ITR Filing Guide: How to Claim Zero Tax Liability Under Section 87A
Understanding the nuances of the new and old tax regimes is crucial for taxpayers aiming to minimize their tax burden. While many confuse the basic exemption limit with tax-free income, the real secret to paying zero tax lies in the Section 87A rebate.
Understanding the Section 87A Rebate
The Section 87A rebate is a mechanism designed to provide tax relief to resident individuals whose total taxable income falls below specific thresholds. It is important to note that the rebate is applied after the tax is calculated according to the applicable slabs but before the addition of the health and education cess.
Essentially, the rebate reduces your calculated tax liability to zero, provided your income remains within the prescribed limits. This is distinct from the basic exemption limit; for instance, under the new regime, the basic exemption is ₹4 lakh, but the rebate allows for much higher income levels to remain tax-free.
Zero Tax Limits: New vs. Old Regime
The eligibility for a "zero tax" status differs significantly depending on which regime you choose for the Financial Year 2025-26:
- New Tax Regime: This regime offers much broader relief. Individuals with a total income of up to ₹12 lakh can claim a rebate of up to ₹60,000. This effectively means that if your taxable income is ₹12 lakh or less, your tax liability becomes nil.
- Old Tax Regime: The relief under the old regime is more conservative. A rebate of up to ₹12,500 is available, but it is only applicable to individuals whose total taxable income does not exceed ₹5 lakh.
Marginal Relief: A Safety Net for Higher Earners
One of the most critical features of the new tax regime is "marginal relief." This is designed to protect taxpayers whose income slightly exceeds the ₹12 lakh threshold, ensuring they aren't unfairly penalized by a tax amount that is disproportionately high compared to their extra income.
If your total taxable income is below ₹12,70,588, the marginal relief rule ensures that the tax you pay is limited to the exact amount by which your income exceeds ₹12 lakh. For example, if your taxable income is ₹12,02,000, rather than paying the full calculated tax, the relief mechanism would limit your tax to just ₹2,000. However, once income exceeds ₹12,70,588, this marginal relief is no longer available.

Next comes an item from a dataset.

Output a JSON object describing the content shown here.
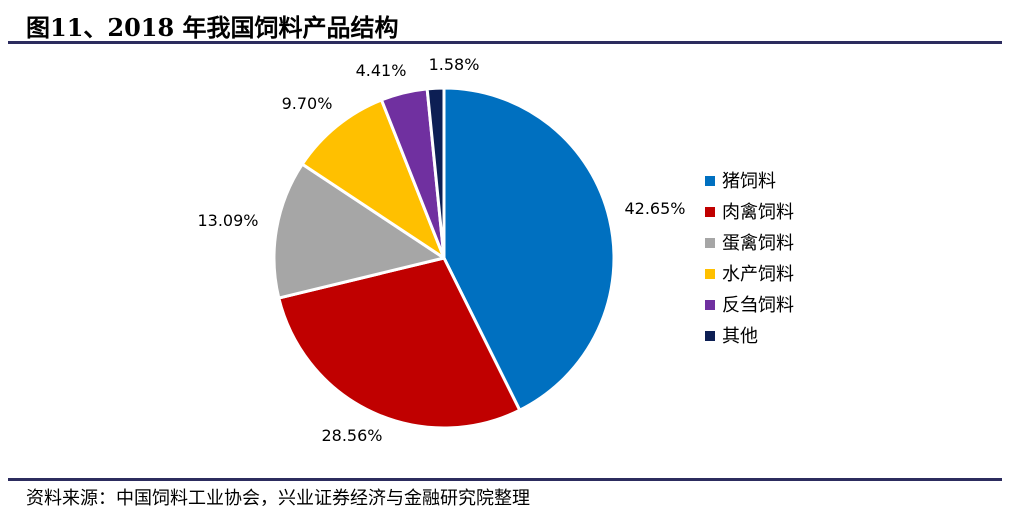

Important Restrictions and Changes
Taxpayers must be cautious, as the Section 87A rebate is not universal across all types of income. Under the new regime, the rebate cannot be claimed against income taxed at special rates, such as capital gains or lottery winnings. Under the old regime, while more flexible, the rebate cannot be applied against long-term capital gains (LTCG) from equity shares or equity-oriented funds under Section 112A.
Looking ahead, taxpayers should note that Section 87A of the Income Tax Act, 1961, will be replaced by Section 156 of the Income Tax Act, 2025, effective from April 1, 2026.
Key Takeaways
- New Regime Advantage: You can achieve zero tax liability under the new regime for total income up to ₹12 lakh via a ₹60,000 rebate.
- Old Regime Limit: The old regime only provides zero tax benefits for those with a total taxable income up to ₹5 lakh.
- Marginal Relief Benefit: Under the new regime, marginal relief protects taxpayers with income up to ₹12,70,588 from paying excessive tax when they slightly cross the ₹12 lakh mark.